Давид уставился на свою «семью», которую он сам расположил в таком порядке. Гельмут был его «отцом», Франциска — «матерью», Сабина — его «сестрой», Хильмар — «Давидом». Он расставил их, не замечая, что тем самым выдал некоторые свои тайны. Намного больше, чем ему хотелось. Даная находилась слишком близко от него. Его родители стояли друг возле друга и смотрели вперед, мимо детей, — их Давид расположил значительно левее, родители не могли их видеть. Родители, которые не могут видеть своих детей, несостоятельны как родители. Почему он так сделал? Он любил своих родителей и не считал, что они что-то делали не так, воспитывая их с сестрой, и, тем не менее, в его душе бушевала такая буря, какой он не испытывал никогда в жизни.
Его отец стоял перед ним, бледный от гнева. В этот раз не из-за носка, а… Давид не знал почему. Да и все равно. Отец казался ему великаном, хотя на самом деле он был скорее невысокого роста, жилистый. Гнев делал его таким огромным. У отца в руке была полицейская дубинка, которой он наносил удары. Давид освободился от своего тела, его взор упал на плакат с изображением белого дома с голубыми ставнями и кустами красных роз у двери. Санторини. Он всматривался в эту картину, пока отец бил его, и это помогало ему почти ничего не чувствовать. Его дед был родом с этого острова, и его отец хотел однажды вернуться туда, но затем, будучи молодым человеком, влюбился в мать, а потом пошел в полицейскую школу и стал полицейским. А потом на свет появились Давид и Даная. Вдруг их стало четверо, а отпуск на Санторини для четверых был очень дорогим, так и получилось, что они никогда там не были. Ни разу.

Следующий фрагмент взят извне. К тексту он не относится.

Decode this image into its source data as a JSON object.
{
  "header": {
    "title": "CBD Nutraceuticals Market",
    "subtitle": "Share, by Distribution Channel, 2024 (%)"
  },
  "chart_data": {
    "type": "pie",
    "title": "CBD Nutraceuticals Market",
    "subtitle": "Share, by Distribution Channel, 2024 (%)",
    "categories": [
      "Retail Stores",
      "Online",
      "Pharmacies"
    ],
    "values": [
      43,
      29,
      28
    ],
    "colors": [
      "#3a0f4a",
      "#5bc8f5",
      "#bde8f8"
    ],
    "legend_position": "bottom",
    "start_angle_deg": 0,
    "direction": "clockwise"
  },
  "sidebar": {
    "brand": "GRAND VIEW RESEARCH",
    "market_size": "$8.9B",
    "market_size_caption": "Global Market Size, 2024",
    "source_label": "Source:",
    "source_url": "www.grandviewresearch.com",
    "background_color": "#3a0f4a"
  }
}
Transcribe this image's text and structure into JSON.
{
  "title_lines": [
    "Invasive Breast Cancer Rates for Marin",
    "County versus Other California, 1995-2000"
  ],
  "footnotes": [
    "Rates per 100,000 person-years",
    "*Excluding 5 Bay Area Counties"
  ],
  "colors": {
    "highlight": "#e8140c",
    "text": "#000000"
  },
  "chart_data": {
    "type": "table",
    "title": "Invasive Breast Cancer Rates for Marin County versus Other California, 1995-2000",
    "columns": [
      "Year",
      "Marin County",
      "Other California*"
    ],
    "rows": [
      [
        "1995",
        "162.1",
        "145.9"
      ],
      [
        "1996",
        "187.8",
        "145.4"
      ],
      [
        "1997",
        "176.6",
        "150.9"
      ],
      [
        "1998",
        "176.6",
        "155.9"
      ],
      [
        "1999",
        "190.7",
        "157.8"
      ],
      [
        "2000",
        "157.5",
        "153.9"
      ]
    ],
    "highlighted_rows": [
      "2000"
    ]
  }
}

Вместо этого его отца перевели работать в другое, почти идиллическое место — маленькое патриархальное селение, в богом забытый край. Здесь возводилась установка по переработке отработанного ядерного топлива, и полицейские, в том числе и его отец, должны были охранять строительство от демонстрантов, которые по непонятным и совершенно надуманным причинам выступали против создания здесь рабочих мест и не хотели, чтобы селение разбогатело. Так, по крайней мере, жители села говорили полицейским и были рады им, как своим защитникам. Мясник угощал их бесплатными обедами, в местном кафе для них всегда оставляли места.
А затем были четыре долгих года, двести восемь недель, а если двести восемь умножить на, как минимум, пять рабочих дней, для молодого человека, каким был его отец в то время, получалась целая вечность. Его отец даже много позже мало рассказывал о том времени, но Давиду довелось как-то самому побывать в тех местах, уже много лет спустя, и тогда он узнал, что происходило там на самом деле. О том, что демонстранты не хотели подчиняться властям, что полицейские, в силу новой директивы министра внутренних дел, были вынуждены действовать против демонстрантов с такой жестокостью, что постепенно все селение встало на сторону демонстрантов. И что мясник отказался обслуживать полицейских, и что в кафе им отказывались давать поесть. Но ничего не помогало.